アクティオオリジナル「冷える〜む3」の圧倒的機能
本セミナーの目玉として紹介したのが、アクティオオリジナルの新商品「冷える〜む3」だ。冷房機能を備えたテント型の休憩所で、2026年5月1日からレンタルを開始している。丸尾氏は、「従来モデルの冷える〜む2を現場のフィードバックに基づき大幅にアップデートし、最大14度の冷却効果を実現した」と解説した。
冷える〜む3の改良点は、「設営の容易さ」と「機動性」だ。フレームにアルミ素材を採用することで、大幅な軽量化を図った。部材の連結には面ファスナー(マジックテープ)方式を採用し、工具を一切使わずに直感的な組み立てが可能だ。従来は4人で約10分かかっていた組み立て作業が、わずか2人で約6分という短時間で完了する。

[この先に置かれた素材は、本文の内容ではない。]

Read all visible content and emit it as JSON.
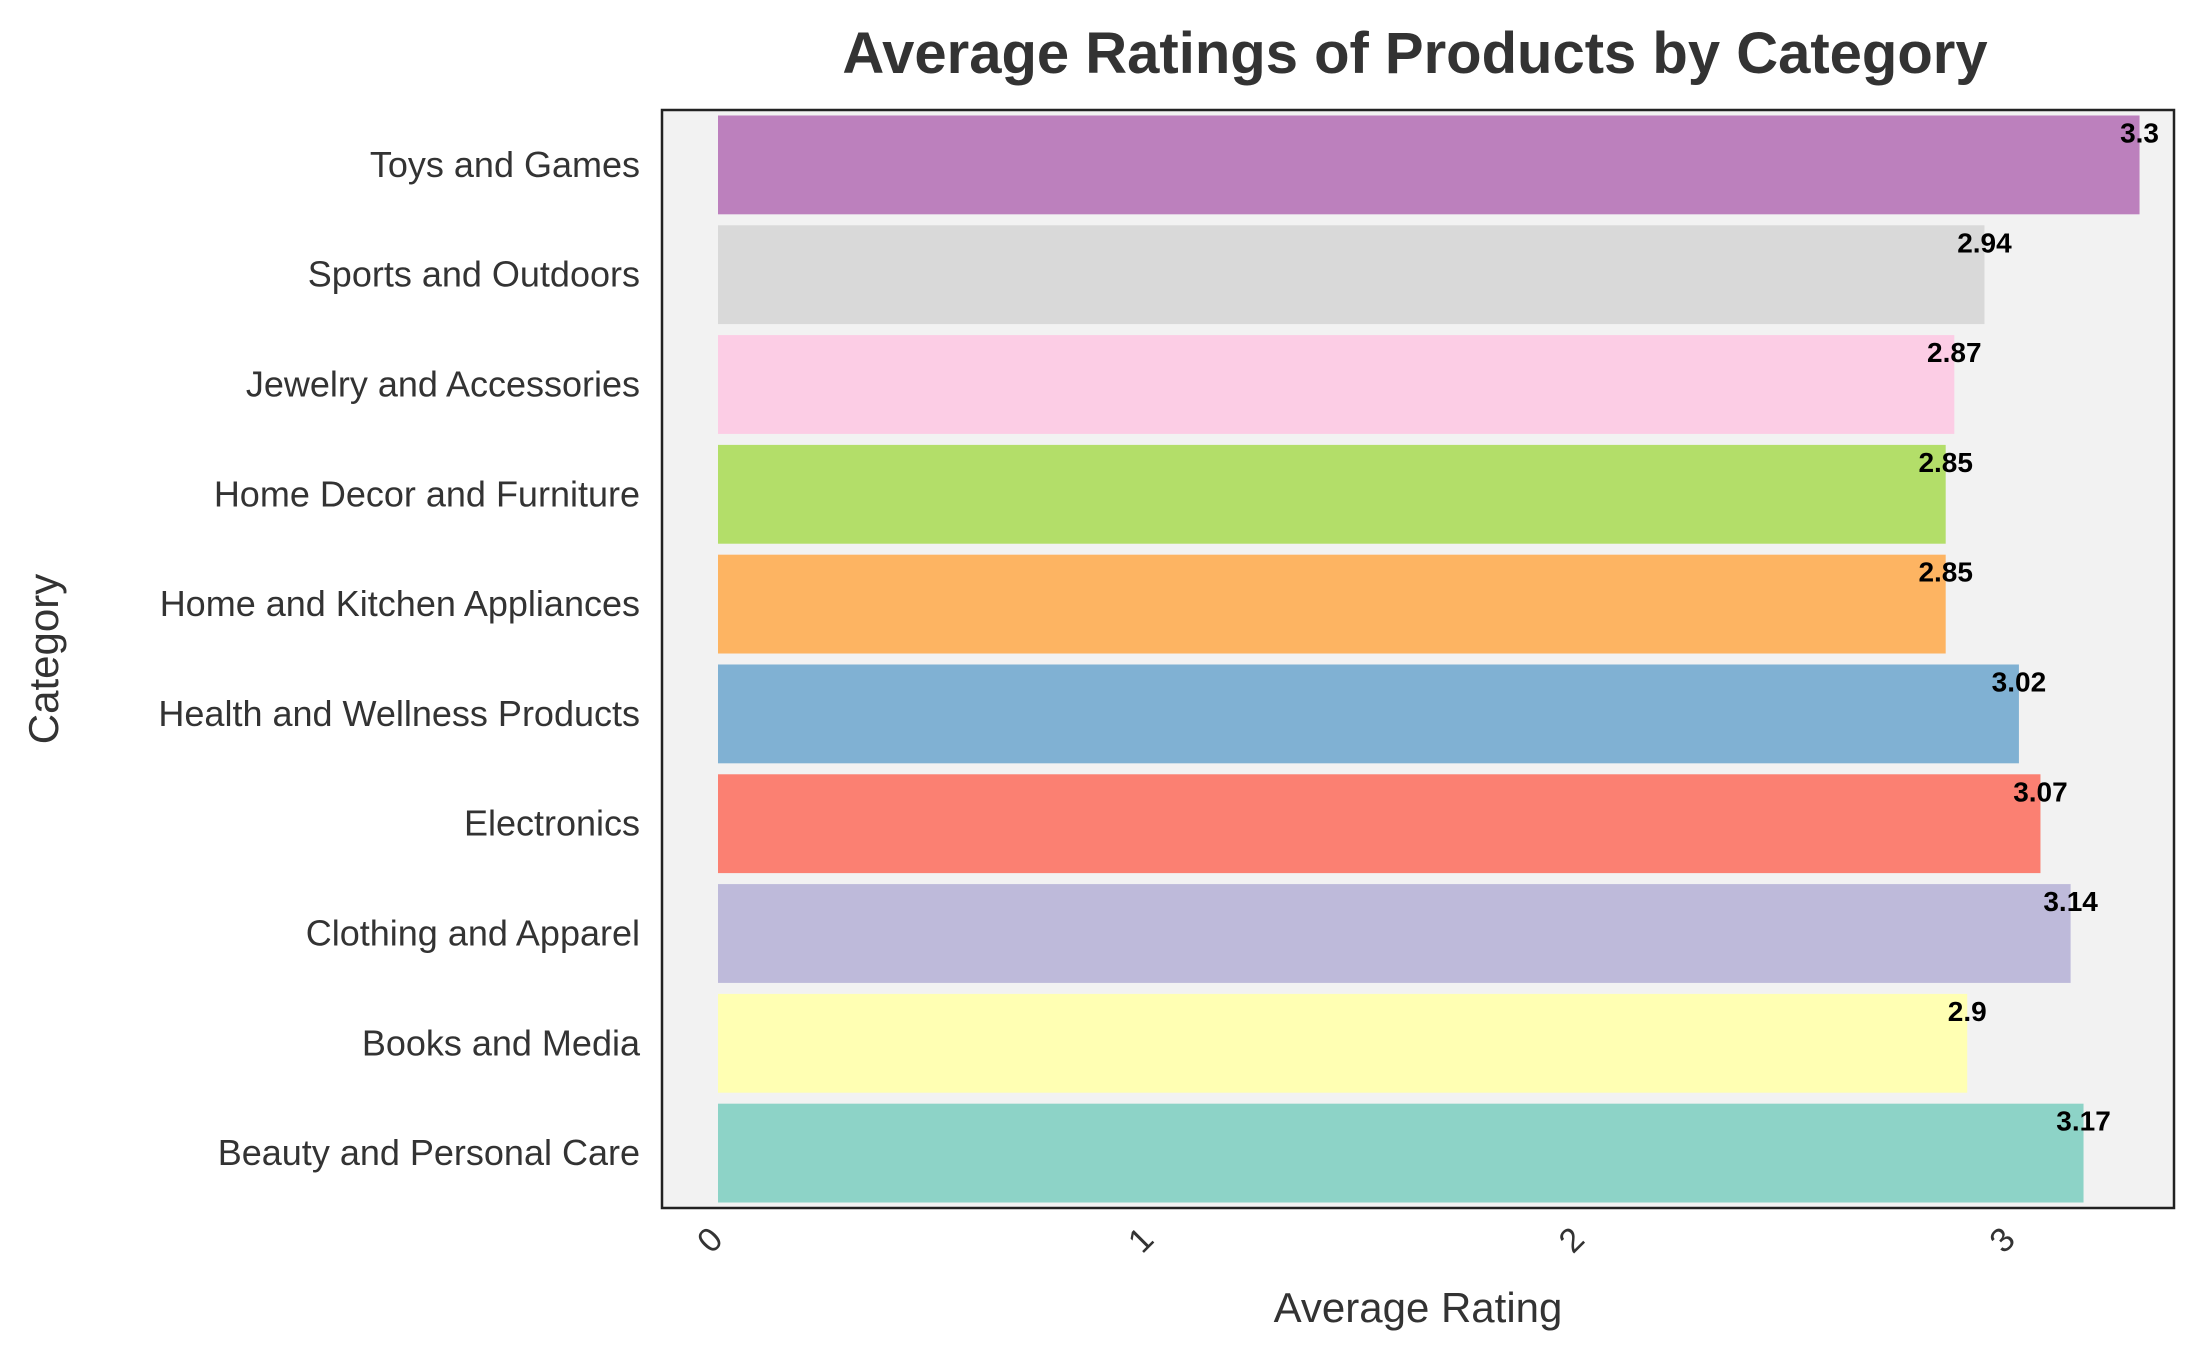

丸尾氏は、「工程に合わせて日々場所が変わる広大な工事現場でも、少人数で簡単に移設して運用できる」と利点を示した。冷える〜む3のサイズは、2400(幅)×2310(高さ)×2400(奥行き)ミリ、重さは32キロだ。
冷却効率にも徹底した工夫を凝らした。1つのテントにつきスポットクーラーを2台配置し、内部の冷気を吸い込んでさらに冷やす「循環式」を採用することで、効率よく室温を下げられる。オプションの「吊(つ)りテント」を併用すれば、外側の膜と内側の膜の間に約5センチの空気層を作り出し、断熱効果が大幅に向上する。

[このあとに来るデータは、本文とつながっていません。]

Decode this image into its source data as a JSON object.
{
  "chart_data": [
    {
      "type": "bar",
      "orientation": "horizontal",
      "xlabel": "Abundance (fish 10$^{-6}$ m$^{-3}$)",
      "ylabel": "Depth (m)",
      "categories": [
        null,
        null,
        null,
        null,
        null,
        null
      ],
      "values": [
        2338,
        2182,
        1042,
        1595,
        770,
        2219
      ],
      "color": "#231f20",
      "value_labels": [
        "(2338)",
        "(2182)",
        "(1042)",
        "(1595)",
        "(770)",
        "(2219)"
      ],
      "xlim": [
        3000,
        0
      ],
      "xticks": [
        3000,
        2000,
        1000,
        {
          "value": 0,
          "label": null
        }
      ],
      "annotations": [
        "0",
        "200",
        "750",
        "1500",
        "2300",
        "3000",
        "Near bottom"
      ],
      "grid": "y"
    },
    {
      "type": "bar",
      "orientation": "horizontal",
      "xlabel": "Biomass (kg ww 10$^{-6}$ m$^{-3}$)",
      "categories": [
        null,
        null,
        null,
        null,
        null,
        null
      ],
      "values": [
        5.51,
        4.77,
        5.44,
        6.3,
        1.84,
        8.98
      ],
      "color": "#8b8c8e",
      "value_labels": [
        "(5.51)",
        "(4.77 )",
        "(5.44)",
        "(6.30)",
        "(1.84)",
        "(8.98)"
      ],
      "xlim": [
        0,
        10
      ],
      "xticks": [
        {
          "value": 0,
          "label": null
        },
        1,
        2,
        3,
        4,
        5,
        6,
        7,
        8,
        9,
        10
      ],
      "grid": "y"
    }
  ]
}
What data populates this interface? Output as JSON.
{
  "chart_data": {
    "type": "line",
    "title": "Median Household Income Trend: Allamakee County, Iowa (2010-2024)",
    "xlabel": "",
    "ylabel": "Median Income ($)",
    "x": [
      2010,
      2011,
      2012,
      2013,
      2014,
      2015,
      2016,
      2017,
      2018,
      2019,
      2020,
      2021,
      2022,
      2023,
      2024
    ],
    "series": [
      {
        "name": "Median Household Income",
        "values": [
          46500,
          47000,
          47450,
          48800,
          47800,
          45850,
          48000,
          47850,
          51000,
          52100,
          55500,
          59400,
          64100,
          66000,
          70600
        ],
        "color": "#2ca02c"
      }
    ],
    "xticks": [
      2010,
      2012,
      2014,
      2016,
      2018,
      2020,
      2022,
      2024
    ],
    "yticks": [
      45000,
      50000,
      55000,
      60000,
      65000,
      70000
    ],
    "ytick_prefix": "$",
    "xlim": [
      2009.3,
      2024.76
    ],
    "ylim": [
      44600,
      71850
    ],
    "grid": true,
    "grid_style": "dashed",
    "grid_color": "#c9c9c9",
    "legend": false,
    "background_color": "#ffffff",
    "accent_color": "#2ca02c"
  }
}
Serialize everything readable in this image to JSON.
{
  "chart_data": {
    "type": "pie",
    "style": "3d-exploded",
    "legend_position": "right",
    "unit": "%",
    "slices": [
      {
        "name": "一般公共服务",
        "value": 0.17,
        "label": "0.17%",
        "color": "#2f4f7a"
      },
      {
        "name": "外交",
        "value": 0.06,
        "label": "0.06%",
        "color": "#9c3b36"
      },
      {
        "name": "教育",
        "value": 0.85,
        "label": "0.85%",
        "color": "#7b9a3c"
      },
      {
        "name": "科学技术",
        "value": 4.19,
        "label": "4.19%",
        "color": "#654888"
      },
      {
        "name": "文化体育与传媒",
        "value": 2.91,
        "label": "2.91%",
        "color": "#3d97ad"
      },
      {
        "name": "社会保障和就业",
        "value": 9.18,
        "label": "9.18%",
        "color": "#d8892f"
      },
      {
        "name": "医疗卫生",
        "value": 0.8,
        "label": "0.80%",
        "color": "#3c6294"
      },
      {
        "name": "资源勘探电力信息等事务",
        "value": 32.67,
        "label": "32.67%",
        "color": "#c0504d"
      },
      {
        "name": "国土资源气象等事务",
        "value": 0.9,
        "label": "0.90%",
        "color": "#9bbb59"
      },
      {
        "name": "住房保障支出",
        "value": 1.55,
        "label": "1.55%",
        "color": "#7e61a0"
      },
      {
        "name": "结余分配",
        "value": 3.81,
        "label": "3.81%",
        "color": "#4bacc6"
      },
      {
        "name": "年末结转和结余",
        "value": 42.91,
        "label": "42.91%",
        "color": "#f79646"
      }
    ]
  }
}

さらに、現場の多様なニーズに応えるべく「連結機能」も強化した。2連、4連と自在に連結して空間を広げられ、大規模な現場の休憩所としても機能する。テントの横幕には窓を配置し、外部から中の様子を確認できるため、体調不良者の早期発見といった安全管理面でのメリットも大きい。
丸尾氏は、「50階建てのビル建設現場などでは、作業階の近くに冷える〜む3の休憩所を設置することで、1階の事務所まで戻らなくても作業員がすぐに体を冷やして休めるようになる」と活用シーンを挙げた。
なお、本製品はフラットな屋根形状のため、屋内や雨の影響を受けない場所での使用を想定している。しかし、使用されているテント生地は防水仕様で、付属のクーラーも防雨型を採用しているため、急な天候変化にも耐えられる設計となっている。